Four additional forms of the CIIP examination have been administered in the 2 years since the pilot study. Throughout this time frame, item writers continued to produce new items, and the Certification (Examination Committee) continued meeting to review items and assemble new test forms. To guarantee that the new test forms are comparable in terms of test content, all forms have been constructed in strict accordance with the TCO. To ensure that scores on different exam forms are comparable, statistical equating is used.6 Equating requires that a new exam form have about 20–25% of its items in common with some previous form; then statistical models can be used to detect and correct for differences in test form difficulty. So, for example, if test B is harder than test A, then test B would have a lower passing point on the raw score scale. However, scores from both forms would be placed on the same scale for reporting purposes––a scale where the passing point is set at 75.

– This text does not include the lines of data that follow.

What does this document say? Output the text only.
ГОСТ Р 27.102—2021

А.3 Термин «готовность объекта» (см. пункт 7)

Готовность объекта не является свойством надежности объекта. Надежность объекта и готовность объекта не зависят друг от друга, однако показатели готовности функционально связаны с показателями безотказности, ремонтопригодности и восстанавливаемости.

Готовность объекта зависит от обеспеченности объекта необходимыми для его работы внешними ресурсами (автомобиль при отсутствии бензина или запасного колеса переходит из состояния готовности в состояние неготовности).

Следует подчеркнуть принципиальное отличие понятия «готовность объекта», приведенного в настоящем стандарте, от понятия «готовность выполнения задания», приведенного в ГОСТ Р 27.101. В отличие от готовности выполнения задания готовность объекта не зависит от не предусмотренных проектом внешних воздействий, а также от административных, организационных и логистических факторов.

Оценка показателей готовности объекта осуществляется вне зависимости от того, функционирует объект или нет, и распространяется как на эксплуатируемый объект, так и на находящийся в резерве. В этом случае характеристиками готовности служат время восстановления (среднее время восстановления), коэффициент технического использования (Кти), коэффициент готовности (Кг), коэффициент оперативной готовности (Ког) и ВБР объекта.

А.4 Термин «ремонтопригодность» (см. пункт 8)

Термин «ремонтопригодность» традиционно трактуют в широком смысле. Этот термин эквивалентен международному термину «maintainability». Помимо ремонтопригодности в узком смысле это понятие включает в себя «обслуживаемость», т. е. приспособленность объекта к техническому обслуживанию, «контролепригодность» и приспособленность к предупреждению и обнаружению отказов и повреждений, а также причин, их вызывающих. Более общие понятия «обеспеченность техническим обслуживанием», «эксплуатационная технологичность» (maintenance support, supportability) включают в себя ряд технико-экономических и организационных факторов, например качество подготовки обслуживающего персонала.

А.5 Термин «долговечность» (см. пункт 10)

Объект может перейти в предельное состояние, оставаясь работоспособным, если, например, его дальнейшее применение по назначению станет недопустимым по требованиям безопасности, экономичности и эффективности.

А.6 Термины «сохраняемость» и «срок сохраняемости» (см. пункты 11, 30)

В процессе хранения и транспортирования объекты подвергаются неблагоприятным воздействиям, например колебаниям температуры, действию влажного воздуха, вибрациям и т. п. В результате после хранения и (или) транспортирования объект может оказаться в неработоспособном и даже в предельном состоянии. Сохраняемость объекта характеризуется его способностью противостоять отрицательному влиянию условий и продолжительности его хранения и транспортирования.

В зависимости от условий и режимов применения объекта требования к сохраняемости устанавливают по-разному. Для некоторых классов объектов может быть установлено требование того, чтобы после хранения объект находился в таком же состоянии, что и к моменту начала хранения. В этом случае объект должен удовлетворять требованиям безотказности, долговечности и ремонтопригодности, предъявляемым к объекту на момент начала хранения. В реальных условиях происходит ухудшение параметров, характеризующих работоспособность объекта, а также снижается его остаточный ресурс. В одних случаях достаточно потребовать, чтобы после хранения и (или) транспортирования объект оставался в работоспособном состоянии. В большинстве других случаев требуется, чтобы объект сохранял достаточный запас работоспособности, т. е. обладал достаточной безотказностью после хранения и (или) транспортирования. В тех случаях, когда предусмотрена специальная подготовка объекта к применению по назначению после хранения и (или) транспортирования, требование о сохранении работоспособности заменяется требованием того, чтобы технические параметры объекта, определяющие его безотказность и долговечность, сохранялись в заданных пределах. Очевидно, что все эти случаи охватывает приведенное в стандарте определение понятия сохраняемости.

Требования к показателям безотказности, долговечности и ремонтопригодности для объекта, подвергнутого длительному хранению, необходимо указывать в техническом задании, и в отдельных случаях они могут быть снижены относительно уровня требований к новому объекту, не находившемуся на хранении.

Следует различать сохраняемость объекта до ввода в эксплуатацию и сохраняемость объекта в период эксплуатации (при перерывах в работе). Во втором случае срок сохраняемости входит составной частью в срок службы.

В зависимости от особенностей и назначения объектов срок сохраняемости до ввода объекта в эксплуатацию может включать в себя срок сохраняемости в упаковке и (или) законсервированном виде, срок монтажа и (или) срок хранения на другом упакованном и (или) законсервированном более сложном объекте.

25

Table 3 summarizes results for the first four test administrations. The slight decrease in mean scores and pass rates and increase in variability suggest that the initial pilot study group probably was not representative of the entire population of imaging informatics personnel (i.e., they were more proficient). However, although the pass rate has dropped, the current pass rates are reasonable and indicate that examinees are generally quite proficient. For example, pass rates for other certification programs in medical imaging typically range from about 80% to 90%.7,8
The journey to create an examination to evaluate imaging informatics professionals has taken several years and hundreds of volunteer hours. The process is slow but deliberate, involving practicing informaticists in scrutinizing closely the results of each test to ensure we are providing a useful instrument for professionals to improve their careers. ABII frequently invites diplomates of the exam to submit new items for future tests and become involved in exam assembly working groups. The industry of imaging informatics in medicine is still undergoing powerful transformations as information technology has escalating effects on the delivery of care. By working closely with practicing informaticists, ABII has built an organizational engine that can evolve and adapt the examination to the changing needs of our industry.
The authors would like to acknowledge the tremendous efforts of all the volunteers and the staff at the SIIM and ARRT who make ABII possible.